I've had absolutely no problems with 1.1.0_beta3 and 2.6.16 series kernels.  

Just curious - Did yall follow the kernel config instructions on the Gentoo Wiki?  If so, the IEEE80211 settings are NOT required.  Maybe this is the issue?Last edited by overkll on Fri May 05, 2006 6:23 pm; edited 1 time in total

----------

## davidcie

 *Quote:*   

> Huh? Whatever you've been smoking, I want some! Sorry, couldn't resist

 

Well, the ifname bug is not there anymore (you could have a look at gentoo bugzilla to find out why). And surprising as you may find it, the stock module still doesn't work on my hardware configuration. So I'll stick with CVS until a solution pops up... Feel free to contact me should you find one  :Wink: 

 *Quote:*   

> IEEE802.11 setings are NOT required

 

Of course - that's only for the rewritten 2.0 betas.

----------

## overkll

 *Quote:*   

> Well, the ifname bug is not there anymore (you could have a look at gentoo bugzilla to find out why). 

 

Is this the ifname bug you are referring to?  The changelog lists it as a gcc-4.1 issue, not a 2.6.16 kernel issue.  If it was a kernel issue, I surely would have been bitten by it, especially since I upgraded to 2.6.16-ck1 about 10 days before the bug was filed.  rt2500-1.1.0_beta3 was one of the external kernel module ebuilds I DIDN"T have problems with while upgrading from 2.6.15 to 2.6.16.

 *Quote:*   

> And surprising as you may find it, the stock module still doesn't work on my hardware configuration.

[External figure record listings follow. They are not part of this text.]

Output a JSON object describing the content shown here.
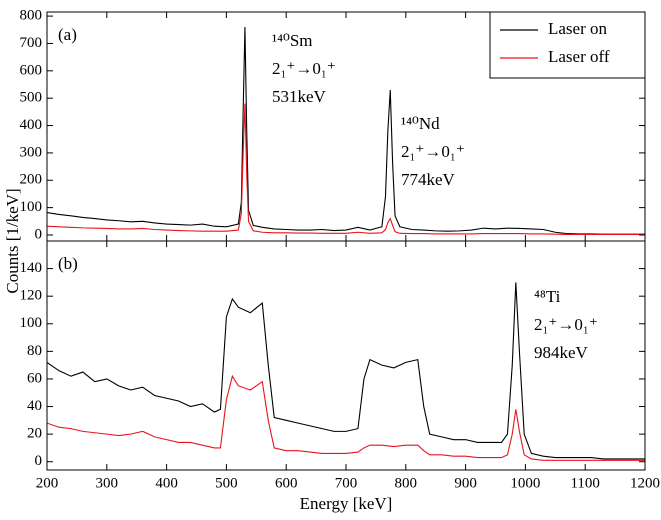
{
  "chart_data": [
    {
      "type": "line",
      "panel_label": "(a)",
      "ylabel": "Counts [1/keV]",
      "xlim": [
        200,
        1200
      ],
      "ylim": [
        -22,
        815
      ],
      "yticks": [
        0,
        100,
        200,
        300,
        400,
        500,
        600,
        700,
        800
      ],
      "x": [
        200,
        220,
        240,
        260,
        280,
        300,
        320,
        340,
        360,
        380,
        400,
        420,
        440,
        460,
        480,
        500,
        520,
        525,
        528,
        531,
        534,
        537,
        545,
        560,
        580,
        600,
        620,
        640,
        660,
        680,
        700,
        720,
        740,
        760,
        766,
        770,
        774,
        778,
        782,
        790,
        810,
        830,
        850,
        870,
        890,
        910,
        930,
        950,
        970,
        990,
        1010,
        1030,
        1050,
        1070,
        1090,
        1110,
        1130,
        1150,
        1170,
        1190,
        1200
      ],
      "series": [
        {
          "name": "Laser on",
          "color": "#000000",
          "values": [
            82,
            75,
            70,
            64,
            60,
            55,
            52,
            48,
            50,
            44,
            40,
            38,
            36,
            40,
            32,
            30,
            40,
            120,
            450,
            760,
            380,
            90,
            35,
            28,
            22,
            20,
            18,
            18,
            20,
            16,
            18,
            28,
            18,
            30,
            140,
            380,
            530,
            260,
            70,
            30,
            20,
            18,
            15,
            14,
            15,
            18,
            25,
            22,
            25,
            24,
            22,
            20,
            10,
            5,
            4,
            4,
            3,
            3,
            3,
            3,
            3
          ]
        },
        {
          "name": "Laser off",
          "color": "#e8141b",
          "values": [
            32,
            30,
            28,
            26,
            25,
            24,
            22,
            22,
            24,
            20,
            18,
            16,
            15,
            14,
            14,
            14,
            18,
            80,
            300,
            480,
            220,
            50,
            15,
            10,
            8,
            8,
            7,
            7,
            6,
            6,
            6,
            10,
            6,
            8,
            20,
            45,
            60,
            35,
            12,
            6,
            5,
            5,
            4,
            4,
            4,
            4,
            5,
            5,
            5,
            5,
            4,
            4,
            3,
            2,
            2,
            2,
            2,
            2,
            2,
            2,
            2
          ]
        }
      ],
      "legend": "upper right",
      "annotations": [
        {
          "lines": [
            "¹⁴⁰Sm",
            "2₁⁺→0₁⁺",
            "531keV"
          ]
        },
        {
          "lines": [
            "¹⁴⁰Nd",
            "2₁⁺→0₁⁺",
            "774keV"
          ]
        }
      ]
    },
    {
      "type": "line",
      "panel_label": "(b)",
      "xlabel": "Energy [keV]",
      "xlim": [
        200,
        1200
      ],
      "xticks": [
        200,
        300,
        400,
        500,
        600,
        700,
        800,
        900,
        1000,
        1100,
        1200
      ],
      "ylim": [
        -6,
        160
      ],
      "yticks": [
        0,
        20,
        40,
        60,
        80,
        100,
        120,
        140
      ],
      "x": [
        200,
        220,
        240,
        260,
        280,
        300,
        320,
        340,
        360,
        380,
        400,
        420,
        440,
        460,
        480,
        490,
        500,
        510,
        520,
        540,
        560,
        570,
        580,
        600,
        620,
        640,
        660,
        680,
        700,
        720,
        730,
        740,
        760,
        780,
        800,
        820,
        830,
        840,
        860,
        880,
        900,
        920,
        940,
        960,
        970,
        978,
        984,
        990,
        998,
        1010,
        1030,
        1050,
        1070,
        1090,
        1110,
        1130,
        1150,
        1170,
        1190,
        1200
      ],
      "series": [
        {
          "color": "#000000",
          "values": [
            72,
            66,
            62,
            65,
            58,
            60,
            55,
            52,
            54,
            48,
            46,
            44,
            40,
            42,
            36,
            38,
            105,
            118,
            112,
            108,
            115,
            70,
            32,
            30,
            28,
            26,
            24,
            22,
            22,
            24,
            60,
            74,
            70,
            68,
            72,
            74,
            40,
            20,
            18,
            16,
            16,
            14,
            14,
            14,
            20,
            70,
            130,
            80,
            20,
            6,
            4,
            3,
            3,
            3,
            3,
            2,
            2,
            2,
            2,
            2
          ]
        },
        {
          "color": "#e8141b",
          "values": [
            28,
            25,
            24,
            22,
            21,
            20,
            19,
            20,
            22,
            18,
            16,
            14,
            14,
            12,
            10,
            10,
            45,
            62,
            55,
            52,
            58,
            30,
            10,
            8,
            8,
            7,
            6,
            6,
            6,
            7,
            10,
            12,
            12,
            11,
            12,
            12,
            8,
            5,
            5,
            4,
            4,
            3,
            3,
            3,
            5,
            20,
            38,
            22,
            5,
            2,
            1,
            1,
            1,
            1,
            1,
            1,
            1,
            1,
            1,
            1
          ]
        }
      ],
      "annotations": [
        {
          "lines": [
            "⁴⁸Ti",
            "2₁⁺→0₁⁺",
            "984keV"
          ]
        }
      ]
    }
  ]
}
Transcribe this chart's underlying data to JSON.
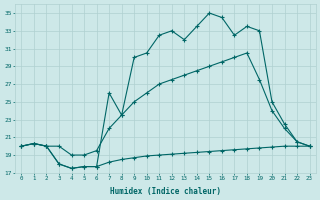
{
  "xlabel": "Humidex (Indice chaleur)",
  "bg_color": "#cde8e8",
  "line_color": "#006666",
  "grid_color": "#b0d0d0",
  "xlim": [
    -0.5,
    23.5
  ],
  "ylim": [
    17,
    36
  ],
  "xticks": [
    0,
    1,
    2,
    3,
    4,
    5,
    6,
    7,
    8,
    9,
    10,
    11,
    12,
    13,
    14,
    15,
    16,
    17,
    18,
    19,
    20,
    21,
    22,
    23
  ],
  "yticks": [
    17,
    19,
    21,
    23,
    25,
    27,
    29,
    31,
    33,
    35
  ],
  "line1_x": [
    0,
    1,
    2,
    3,
    4,
    5,
    6,
    7,
    8,
    9,
    10,
    11,
    12,
    13,
    14,
    15,
    16,
    17,
    18,
    19,
    20,
    21,
    22,
    23
  ],
  "line1_y": [
    20.0,
    20.3,
    20.0,
    18.0,
    17.5,
    17.7,
    17.7,
    18.2,
    18.5,
    18.7,
    18.9,
    19.0,
    19.1,
    19.2,
    19.3,
    19.4,
    19.5,
    19.6,
    19.7,
    19.8,
    19.9,
    20.0,
    20.0,
    20.0
  ],
  "line2_x": [
    0,
    1,
    2,
    3,
    4,
    5,
    6,
    7,
    8,
    9,
    10,
    11,
    12,
    13,
    14,
    15,
    16,
    17,
    18,
    19,
    20,
    21,
    22,
    23
  ],
  "line2_y": [
    20.0,
    20.3,
    20.0,
    20.0,
    19.0,
    19.0,
    19.5,
    22.0,
    23.5,
    25.0,
    26.0,
    27.0,
    27.5,
    28.0,
    28.5,
    29.0,
    29.5,
    30.0,
    30.5,
    27.5,
    24.0,
    22.0,
    20.5,
    20.0
  ],
  "line3_x": [
    0,
    1,
    2,
    3,
    4,
    5,
    6,
    7,
    8,
    9,
    10,
    11,
    12,
    13,
    14,
    15,
    16,
    17,
    18,
    19,
    20,
    21,
    22,
    23
  ],
  "line3_y": [
    20.0,
    20.3,
    20.0,
    18.0,
    17.5,
    17.7,
    17.7,
    26.0,
    23.5,
    30.0,
    30.5,
    32.5,
    33.0,
    32.0,
    33.5,
    35.0,
    34.5,
    32.5,
    33.5,
    33.0,
    25.0,
    22.5,
    20.5,
    20.0
  ]
}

So I'll stick with CVS until a solution pops up... Feel free to contact me should you find one  

 

You're not using a SMP kernel, are you?  The stable rt2500 won't work with a SMP kernel, but I believe the latest CVS version does.

I don't know which method you are using to bring up ra0.  Personally, I find the .dat file created by the RaConig2500 utility (emerge with qt use flag) works best for me.  I have a hidden ssid and utilize WPA with TKIP and it works very well.  I've tried  "The Gentoo Way" using the unstable baselayout, but had to unhide my ssid  :Sad:  so I switched back to the stable base layout and use the .dat file.  I'll probably have another go at the gentoo way  once rt2x00_beta4 is released.

----------

## davidcie

 *Quote:*   

> Is this the ifname bug you are referring to? The changelog lists it as a gcc-4.1 issue, not a 2.6.16 kernel issue. If it was a kernel issue, I surely would have been bitten by it, especially since I upgraded to 2.6.16-ck1 about 10 days before the bug was filed.

 

Ehh, I can't help thinking it's just an empty discussion. Yes, I am using GCC 4.1, but the bug being filed as GCC-related does not have to mean it's *only* a GCC problem - rather a little more complex problem of which GCC is the most easily spotted part. FYI, it all worked fine (4.1) with older kernels, it was solely the up to .16 when I started to have problems.

 *Quote:*   

> You're not using a SMP kernel, are you? The stable rt2500 won't work with a SMP kernel, but I believe the latest CVS version does.

 

Believe me, I spent the whole night trying out different things. No, I don't use SMP.

 *Quote:*   

> I don't know which method you are using to bring up ra0. Personally, I find the .dat file created by the RaConig2500 utility (emerge with qt use flag) works best for me.

 

I didn't like the idea of external config files for separate devices. An aesthetic choice if anything; I have mine configured with the standard wireless / net under conf.d. And you don't need to emerge with the qt flag to get the .dat, btw. At least on my system  :Wink: 

----------